14 JULY 2007, Page 43

To the manor born

Harry Mount visits the grand houses of Ireland's Georgian past The days of lukewarm leftovers and a bed shared with his lordship's cat have long gone from Irish country-house hotels. A combination of the rampant Celtic Tiger economy and the exacting standards of the American tourist means that high lux is now the order of the day, not least at Olin castle.

This impossibly romantic crenellated cardboard cut-out of a castle perches by the River Shannon on a finger of land pointing from Ireland's south-western corner towards America. It's an exposed spot but the winds off the Atlantic don't penetrate the castle's robust walls. The bedroom and bathroom — which, with its elegant bow window, was the size of a football penalty area — were as warm as the soda bread toast at breakfast.

On top of the luxury comes the history and, boy, there's a lot of it at Olin. The Knights of Olin have been here since the 13th century. Desmond Fitzgerald, the current and 29th knight, says that staying power has been the Fitzgeralds' only real talent. While most of the Anglo-Irish ascendancy returned to England after Irish independence in 1921, the Fitzgeralds clung on. They never had much money, and their estate was cut back by the 1903 Wyndham Act to the demesne around the castle.
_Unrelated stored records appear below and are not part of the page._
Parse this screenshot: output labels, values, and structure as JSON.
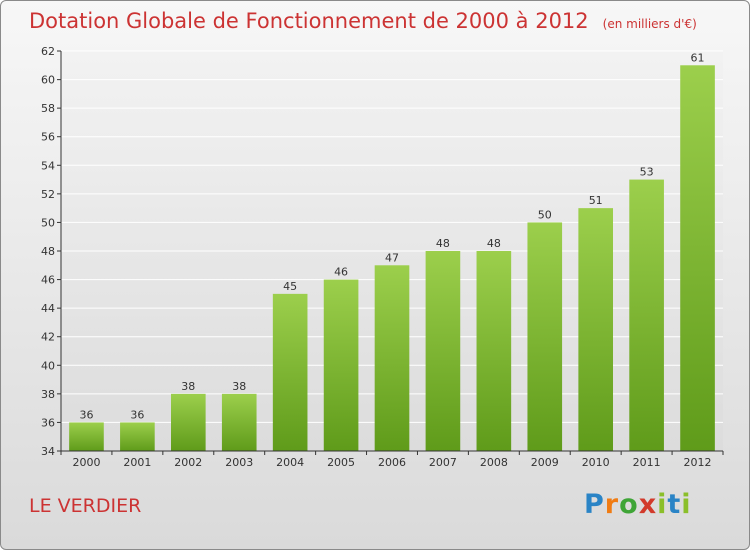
{
  "header": {
    "title": "Dotation Globale de Fonctionnement de 2000 à 2012",
    "unit": "(en milliers d'€)"
  },
  "footer": {
    "commune": "LE VERDIER",
    "logo_text": "Proxiti"
  },
  "colors": {
    "title": "#cc3333",
    "bar_top": "#9ccf4c",
    "bar_bottom": "#5f9b1a",
    "axis": "#333333",
    "grid": "#ffffff"
  },
  "chart_data": {
    "type": "bar",
    "title": "Dotation Globale de Fonctionnement de 2000 à 2012",
    "subtitle": "(en milliers d'€)",
    "xlabel": "",
    "ylabel": "",
    "categories": [
      "2000",
      "2001",
      "2002",
      "2003",
      "2004",
      "2005",
      "2006",
      "2007",
      "2008",
      "2009",
      "2010",
      "2011",
      "2012"
    ],
    "values": [
      36,
      36,
      38,
      38,
      45,
      46,
      47,
      48,
      48,
      50,
      51,
      53,
      61
    ],
    "ylim": [
      34,
      62
    ],
    "yticks": [
      34,
      36,
      38,
      40,
      42,
      44,
      46,
      48,
      50,
      52,
      54,
      56,
      58,
      60,
      62
    ],
    "grid": "horizontal",
    "data_labels": true
  }
}
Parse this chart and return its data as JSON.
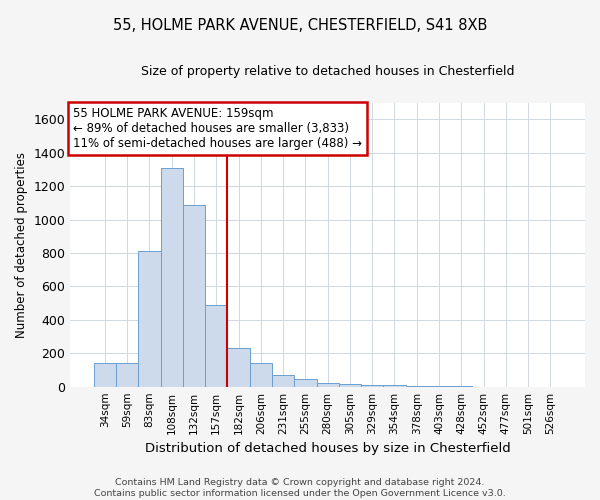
{
  "title1": "55, HOLME PARK AVENUE, CHESTERFIELD, S41 8XB",
  "title2": "Size of property relative to detached houses in Chesterfield",
  "xlabel": "Distribution of detached houses by size in Chesterfield",
  "ylabel": "Number of detached properties",
  "categories": [
    "34sqm",
    "59sqm",
    "83sqm",
    "108sqm",
    "132sqm",
    "157sqm",
    "182sqm",
    "206sqm",
    "231sqm",
    "255sqm",
    "280sqm",
    "305sqm",
    "329sqm",
    "354sqm",
    "378sqm",
    "403sqm",
    "428sqm",
    "452sqm",
    "477sqm",
    "501sqm",
    "526sqm"
  ],
  "values": [
    140,
    140,
    810,
    1310,
    1090,
    490,
    230,
    140,
    70,
    45,
    20,
    15,
    10,
    8,
    5,
    3,
    2,
    1,
    0,
    0,
    0
  ],
  "bar_color": "#cddaeb",
  "bar_edge_color": "#6a9fd0",
  "red_line_x": 5.5,
  "annotation_text": "55 HOLME PARK AVENUE: 159sqm\n← 89% of detached houses are smaller (3,833)\n11% of semi-detached houses are larger (488) →",
  "ylim": [
    0,
    1700
  ],
  "yticks": [
    0,
    200,
    400,
    600,
    800,
    1000,
    1200,
    1400,
    1600
  ],
  "footer_line1": "Contains HM Land Registry data © Crown copyright and database right 2024.",
  "footer_line2": "Contains public sector information licensed under the Open Government Licence v3.0.",
  "bg_color": "#f5f5f5",
  "plot_bg_color": "#ffffff",
  "grid_color": "#d0d8e0"
}
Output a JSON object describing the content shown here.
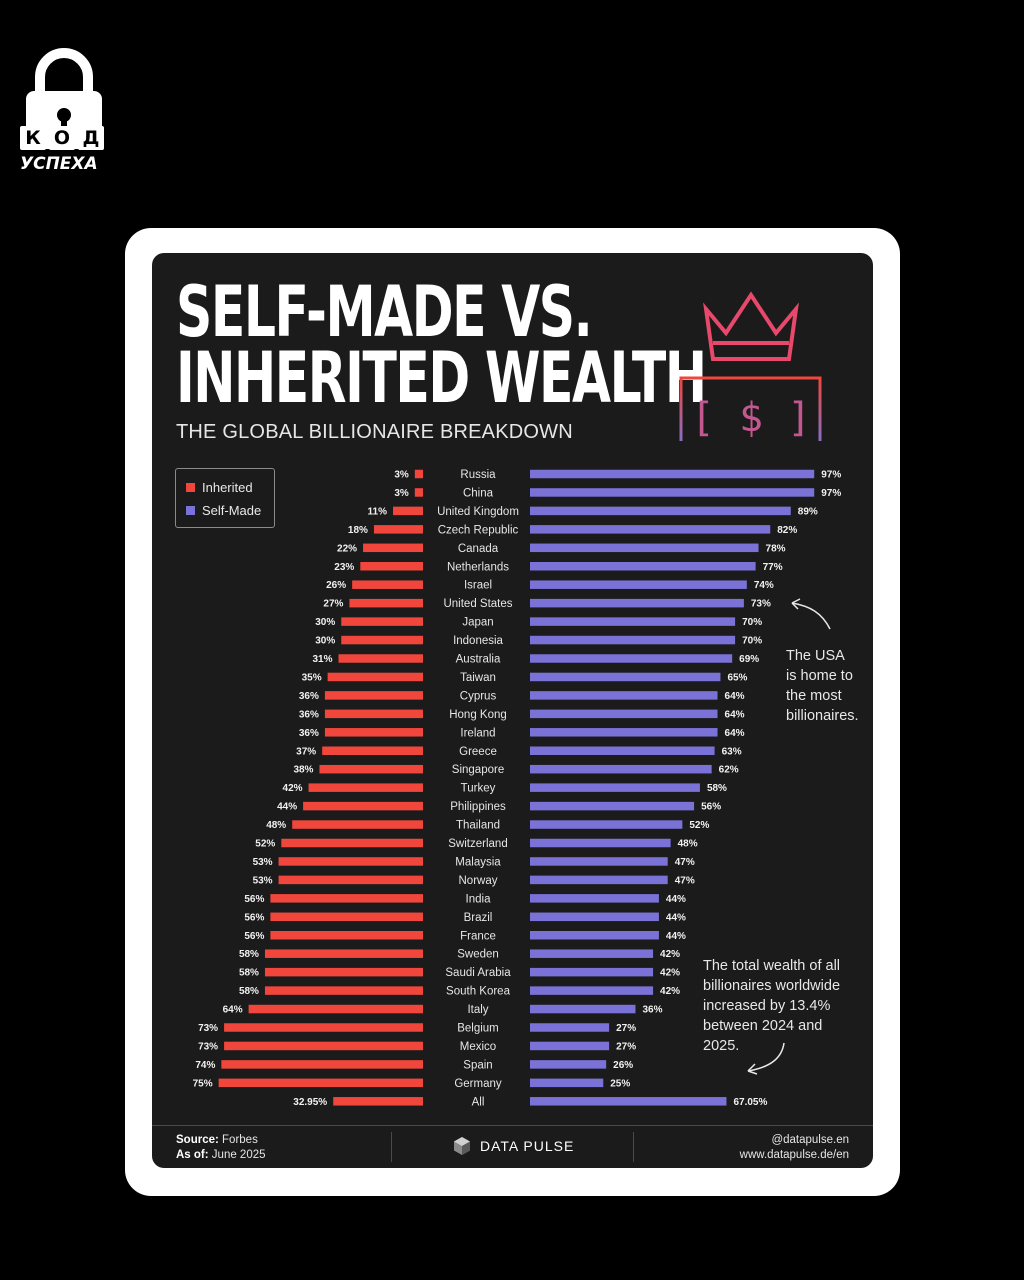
{
  "brand": {
    "badge_letters": [
      "К",
      "О",
      "Д"
    ],
    "badge_word": "УСПЕХА"
  },
  "header": {
    "title_line1": "SELF-MADE VS.",
    "title_line2": "INHERITED WEALTH",
    "subtitle": "THE GLOBAL BILLIONAIRE BREAKDOWN",
    "icon_symbol": "[ $ ]"
  },
  "legend": {
    "inherited": "Inherited",
    "self_made": "Self-Made"
  },
  "colors": {
    "inherited": "#f0463c",
    "self_made": "#7a72d6",
    "background": "#1b1b1c"
  },
  "chart_data": {
    "type": "bar",
    "orientation": "horizontal-diverging",
    "categories": [
      "Russia",
      "China",
      "United Kingdom",
      "Czech Republic",
      "Canada",
      "Netherlands",
      "Israel",
      "United States",
      "Japan",
      "Indonesia",
      "Australia",
      "Taiwan",
      "Cyprus",
      "Hong Kong",
      "Ireland",
      "Greece",
      "Singapore",
      "Turkey",
      "Philippines",
      "Thailand",
      "Switzerland",
      "Malaysia",
      "Norway",
      "India",
      "Brazil",
      "France",
      "Sweden",
      "Saudi Arabia",
      "South Korea",
      "Italy",
      "Belgium",
      "Mexico",
      "Spain",
      "Germany",
      "All"
    ],
    "series": [
      {
        "name": "Inherited",
        "values": [
          3,
          3,
          11,
          18,
          22,
          23,
          26,
          27,
          30,
          30,
          31,
          35,
          36,
          36,
          36,
          37,
          38,
          42,
          44,
          48,
          52,
          53,
          53,
          56,
          56,
          56,
          58,
          58,
          58,
          64,
          73,
          73,
          74,
          75,
          32.95
        ],
        "labels": [
          "3%",
          "3%",
          "11%",
          "18%",
          "22%",
          "23%",
          "26%",
          "27%",
          "30%",
          "30%",
          "31%",
          "35%",
          "36%",
          "36%",
          "36%",
          "37%",
          "38%",
          "42%",
          "44%",
          "48%",
          "52%",
          "53%",
          "53%",
          "56%",
          "56%",
          "56%",
          "58%",
          "58%",
          "58%",
          "64%",
          "73%",
          "73%",
          "74%",
          "75%",
          "32.95%"
        ]
      },
      {
        "name": "Self-Made",
        "values": [
          97,
          97,
          89,
          82,
          78,
          77,
          74,
          73,
          70,
          70,
          69,
          65,
          64,
          64,
          64,
          63,
          62,
          58,
          56,
          52,
          48,
          47,
          47,
          44,
          44,
          44,
          42,
          42,
          42,
          36,
          27,
          27,
          26,
          25,
          67.05
        ],
        "labels": [
          "97%",
          "97%",
          "89%",
          "82%",
          "78%",
          "77%",
          "74%",
          "73%",
          "70%",
          "70%",
          "69%",
          "65%",
          "64%",
          "64%",
          "64%",
          "63%",
          "62%",
          "58%",
          "56%",
          "52%",
          "48%",
          "47%",
          "47%",
          "44%",
          "44%",
          "44%",
          "42%",
          "42%",
          "42%",
          "36%",
          "27%",
          "27%",
          "26%",
          "25%",
          "67.05%"
        ]
      }
    ],
    "xlim": [
      0,
      100
    ],
    "legend_position": "top-left"
  },
  "annotations": {
    "usa_note": [
      "The USA",
      "is home to",
      "the most",
      "billionaires."
    ],
    "wealth_note": [
      "The total wealth of all",
      "billionaires worldwide",
      "increased by 13.4%",
      "between 2024 and",
      "2025."
    ]
  },
  "footer": {
    "source_label": "Source:",
    "source_value": "Forbes",
    "asof_label": "As of:",
    "asof_value": "June 2025",
    "brand_name": "DATA PULSE",
    "handle": "@datapulse.en",
    "website": "www.datapulse.de/en"
  }
}
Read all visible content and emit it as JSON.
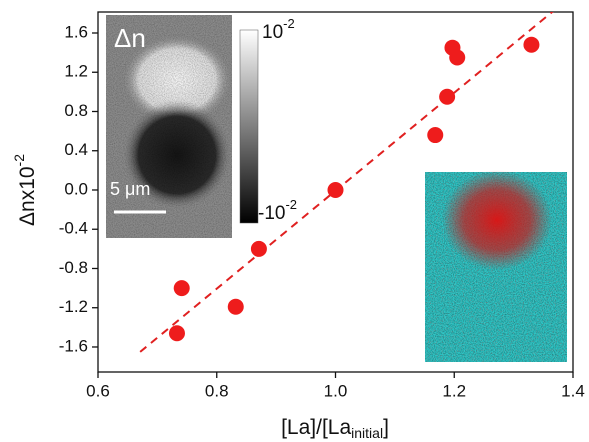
{
  "chart_data": {
    "type": "scatter",
    "x_label": {
      "main": "[La]/[La",
      "sub": "initial",
      "close": "]"
    },
    "y_label": {
      "main": "Δnx10",
      "sup": "-2"
    },
    "x": [
      0.733,
      0.741,
      0.832,
      0.871,
      1.0,
      1.168,
      1.188,
      1.197,
      1.205,
      1.33
    ],
    "values": [
      -1.46,
      -1.0,
      -1.19,
      -0.6,
      0.0,
      0.56,
      0.95,
      1.45,
      1.35,
      1.48
    ],
    "color": "#ee1c1c",
    "fit_line": {
      "x": [
        0.671,
        1.368
      ],
      "y": [
        -1.65,
        1.83
      ],
      "color": "#e02020",
      "dashed": true
    },
    "xlim": [
      0.6,
      1.4
    ],
    "ylim": [
      -1.855,
      1.814
    ],
    "xticks": [
      0.6,
      0.8,
      {
        "value": 1.0,
        "label": "1.0"
      },
      1.2,
      1.4
    ],
    "yticks": [
      -1.6,
      -1.2,
      -0.8,
      -0.4,
      {
        "value": 0,
        "label": "0.0"
      },
      0.4,
      0.8,
      1.2,
      1.6
    ],
    "insets": {
      "map_label": "Δn",
      "scale_bar": "5 μm",
      "colorbar_top": {
        "base": "10",
        "sup": "-2"
      },
      "colorbar_bottom": {
        "base": "-10",
        "sup": "-2"
      }
    }
  }
}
But what the last three generations of Fitzgeralds have had pumping through their veins — as well as that staying power — is an artistic, architectural, gardening gene. The knight's mother, Veronica (nickname, the Knight-mere), was a noted gardener and flower painter. The knight, president of the Irish Georgian Society, has fought to protect Ireland's great houses and gardens for half a century. His wife — Madam Fitzgerald — has written the country's definitive gardening book, Irish Gardens, and his daughter, Catherine Fitzgerald, is a leading garden expert.

Guests have the run of this treasurehouse and its gardens, stuffed to the gills with the fruits of the knight's self-confessed collecting mania. His first find, a headless statue of Andromeda, presides over a small temple in the walled garden that also provides honey, chickens, sea kale, asparagus, artichokes, espaliered pears, figs, fennel and potatoes for the Jacobeanesque dining-room table.

In the lee of the castle is the main garden, where a formal layout of bay trees and yews gives way to a wilder spread of Tresco daffodils, gunneras and magnolias campbelli and delavayi, all warmed up by the Gulf stream. A little hermitage and a fauxancient stone circle complete the picture.

Inside the house — mostly 1790s Adam and Wyatt-inspired rococo — is an early find by the knight when he was 12: a drawing-room chimneypiece by Cheere saved from neighbouring Tervoe before it was demolished. Every corner of the castle's walls, ceilings and floors has something of interest or beauty, whether it's the delicate 1780s plasterwork in the hall by an unknown hand, the house's unique flying staircase, or the 1911 Oswald Birley portrait of Priscilla, Countess Annesley.

Further down the coast towards Cork is Bantry House, spectacularly sited above the Bay of Bantry with stirring views across the water to the snowcapped Caha mountains. Here again, the Anglo-Irish have manfully stayed on, with the crack trombonist Egerton Shelswell-White and his wife Brigitte holding the fort. In 1946 his family were the first to open a country house regularly to the public. Bantry is more bed and breakfast than super-deluxe, but still the call of the American tourist has got through. A warm, comfortable but small bedroom gives on to a small bathroom with underfloor heating. The bedroom looked over the splendid gardens, an amphitheatre behind the house cascading down into an elaborate parterre, inspired by Florence's Boboli gardens.

The diffident Mr Shelswell-White is on hand at the heaving breakfast sidetable and when you want to go round the house, he is there. Melancholy trombone music fills the hall as you pick up your laminated room guides from him Several of the house's gems are gone — a pair of Guardis, once nailed to the drawing-room ceiling, went for a song in the late 1950s — but some remain: Aubusson tapestries made for Marie Antoinette, pictures of George III and Queen Charlotte, given by a grateful monarch after a White ancestor kept a French armada from invading Ireland in 1797.

As the night draws in, Mr S-W rushes to the phone to book you dinner in the town's best seafood restaurant — O'Connor's, The Square, Bantry (00 353 27 50221). Before driving down there, take a glimpse at the western evening light draining from the bay in the direction of New York.